Global factors including slowing trade, Brexit and US President Donald Trump's commercial confrontations with Europe and China have hit the euro zone powerhouse particularly hard. 

A string of local one-off factors including tough new emissions tests on car manufacturers and a drought that lowered water levels in the Rhine inland waterway, also put a brake on activity. 

But more structural challenges are also present, including an ageing population and a chronic lack of public investment in infrastructure and high-tech innovations. 

The International Monetary Fund, in its April economic outlook, repeated its long-running call for Germany to spend its way out of a downturn. 

To avoid the German slowdown contaminating the rest of the euro zone, "the available fiscal space can be used to increase public investment in physical and human capital or reduce the labour tax wedge", the IMF judged.

The Washington-based fund also slashed the country's growth forecast to 0.8%, in line with domestic bodies such as Berlin's "Wise Men" council of economic advisers and leading think-tanks.

So far, Chancellor Angela Merkel's government has fended off demands from abroad to loosen its purse strings. 

"We are not in a recession, our growth is slowing," finance minister Olaf Scholz said at a G20 meeting in Washington last week. 

Germany's fall to earth began late last year, after growth had hit the comparatively breakneck pace - for Western Europe - of 2.2% in 2017. 

After a contraction of 0.2% in July-September, the next three months brought zero growth - allowing Germany to just escape a "technical recession" or two successive quarters of shrinkage. 

Across the whole year, the stumbling second half was enough to slow expansion to 1.4%. 

In response, "we are investing at record levels in infrastructure, education and research and in backing future technologies like artificial intelligence," Altmaier said today. 

IMF European Department chief Poul Thomsen acknowledged the increase amounted to some 0.7% of GDP, but said "we need to see more and keep it coming". 

"We have to talk about growth, how we can encourage and strengthen this growth over and above the normal amount," Altmaier allowed. 

Altmaier, a close ally of Merkel, suggested tax reform, simplification of bureaucracy and a "hold" on burdensome new regulations until growth perks up again could be up for discussion after Easter. 

Looking in more detail at the rest of 2019, the most acute problems have faded but economic indicators now point in different directions. 

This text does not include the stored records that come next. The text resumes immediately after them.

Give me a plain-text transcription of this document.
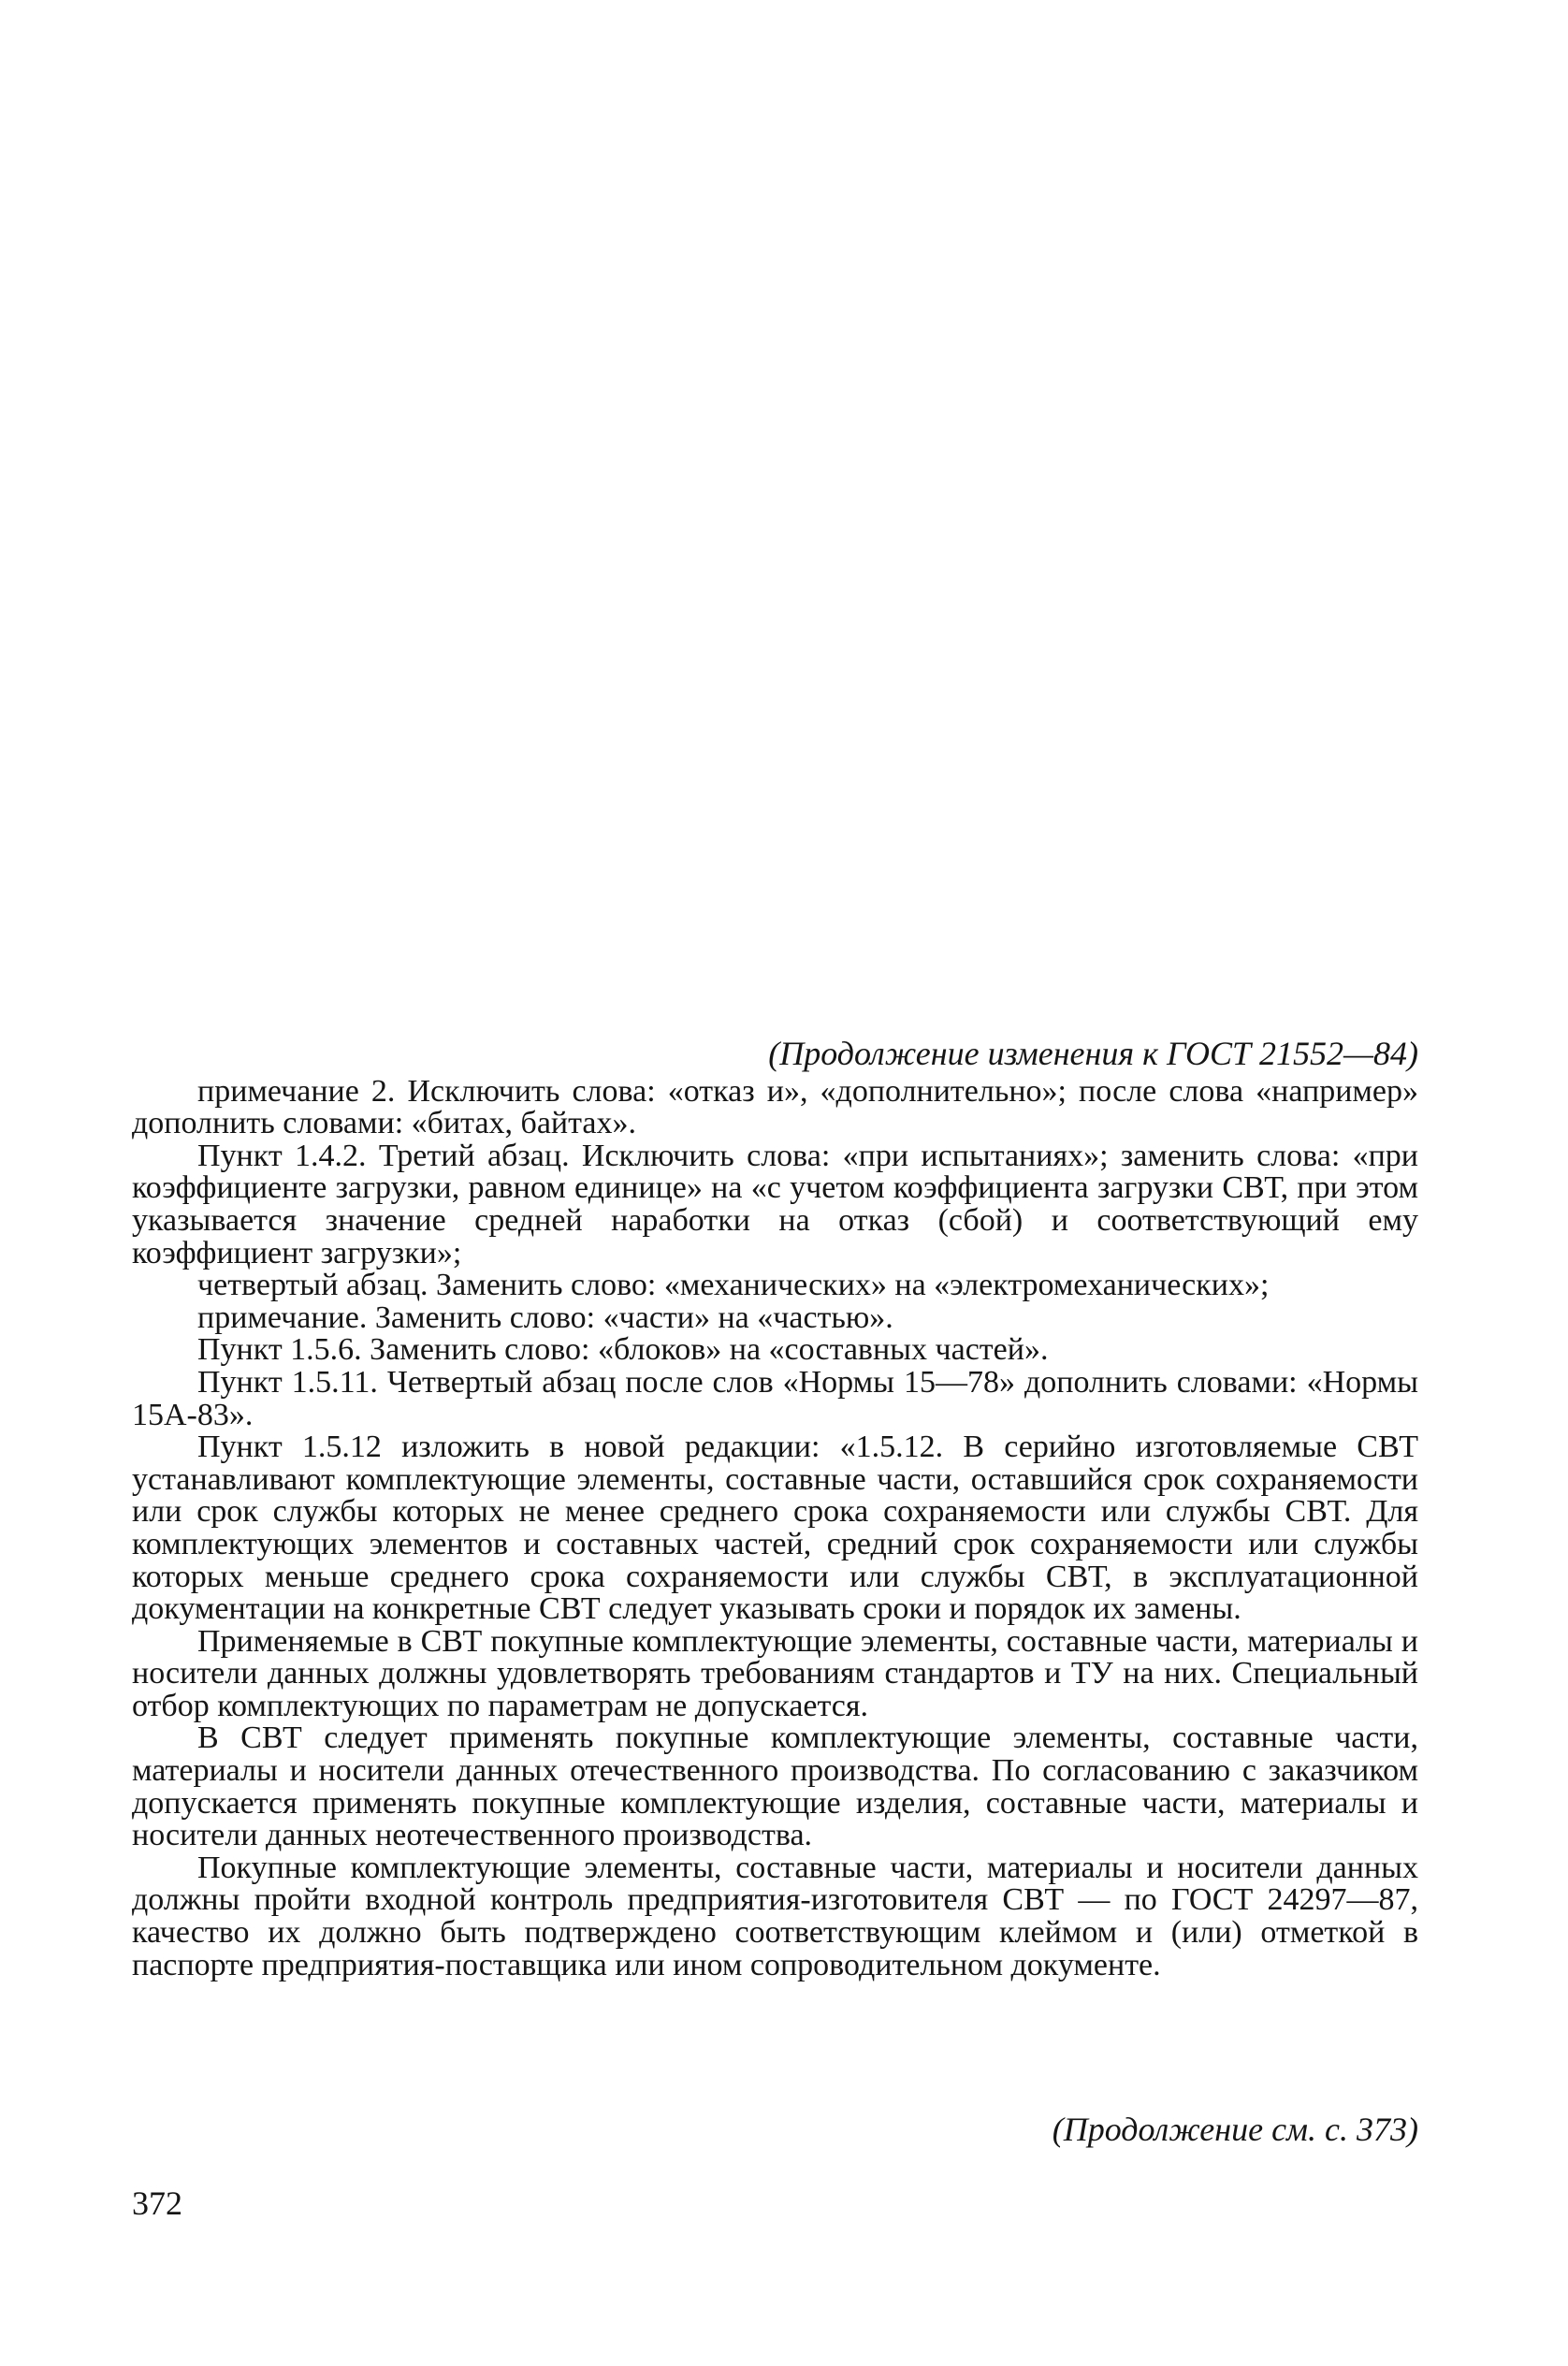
(Продолжение изменения к ГОСТ 21552—84)

примечание 2. Исключить слова: «отказ и», «дополнительно»; после слова «например» дополнить словами: «битах, байтах».

Пункт 1.4.2. Третий абзац. Исключить слова: «при испытаниях»; заменить слова: «при коэффициенте загрузки, равном единице» на «с учетом коэффициента загрузки СВТ, при этом указывается значение средней наработки на отказ (сбой) и соответствующий ему коэффициент загрузки»;

четвертый абзац. Заменить слово: «механических» на «электромеханических»;

примечание. Заменить слово: «части» на «частью».

Пункт 1.5.6. Заменить слово: «блоков» на «составных частей».

Пункт 1.5.11. Четвертый абзац после слов «Нормы 15—78» дополнить словами: «Нормы 15А-83».

Пункт 1.5.12 изложить в новой редакции: «1.5.12. В серийно изготовляемые СВТ устанавливают комплектующие элементы, составные части, оставшийся срок сохраняемости или срок службы которых не менее среднего срока сохраняемости или службы СВТ. Для комплектующих элементов и составных частей, средний срок сохраняемости или службы которых меньше среднего срока сохраняемости или службы СВТ, в эксплуатационной документации на конкретные СВТ следует указывать сроки и порядок их замены.

Применяемые в СВТ покупные комплектующие элементы, составные части, материалы и носители данных должны удовлетворять требованиям стандартов и ТУ на них. Специальный отбор комплектующих по параметрам не допускается.

В СВТ следует применять покупные комплектующие элементы, составные части, материалы и носители данных отечественного производства. По согласованию с заказчиком допускается применять покупные комплектующие изделия, составные части, материалы и носители данных неотечественного производства.

Покупные комплектующие элементы, составные части, материалы и носители данных должны пройти входной контроль предприятия-изготовителя СВТ — по ГОСТ 24297—87, качество их должно быть подтверждено соответствующим клеймом и (или) отметкой в паспорте предприятия-поставщика или ином сопроводительном документе.

(Продолжение см. с. 373)
372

Anaemic factory orders and production data contrast with rising business and investor confidence, while the public mood remains buoyant, thanks largely to unemployment at its lowest since reunification in 1990 - 4.9%in March. 

"The German economy remains a mystery," said economist Carsten Brzeski of ING bank ahead of the government forecast. 

Weakness in export-oriented manufacturing firms is "reflecting the global slowdown as well as increased global uncertainty", he said, while services firms' strength "reflects the sound domestic fundamentals". 

But in recent days "the reversal of last year's one-off factors, some encouraging recent evidence from global activity as well as continued solid domestic fundamentals have again brightened the outlook", Brzeski said. 

When those effects begin to be reflected in harder economic data, "it could be time for first (tentative) upward revisions" to forecasts, he suggested.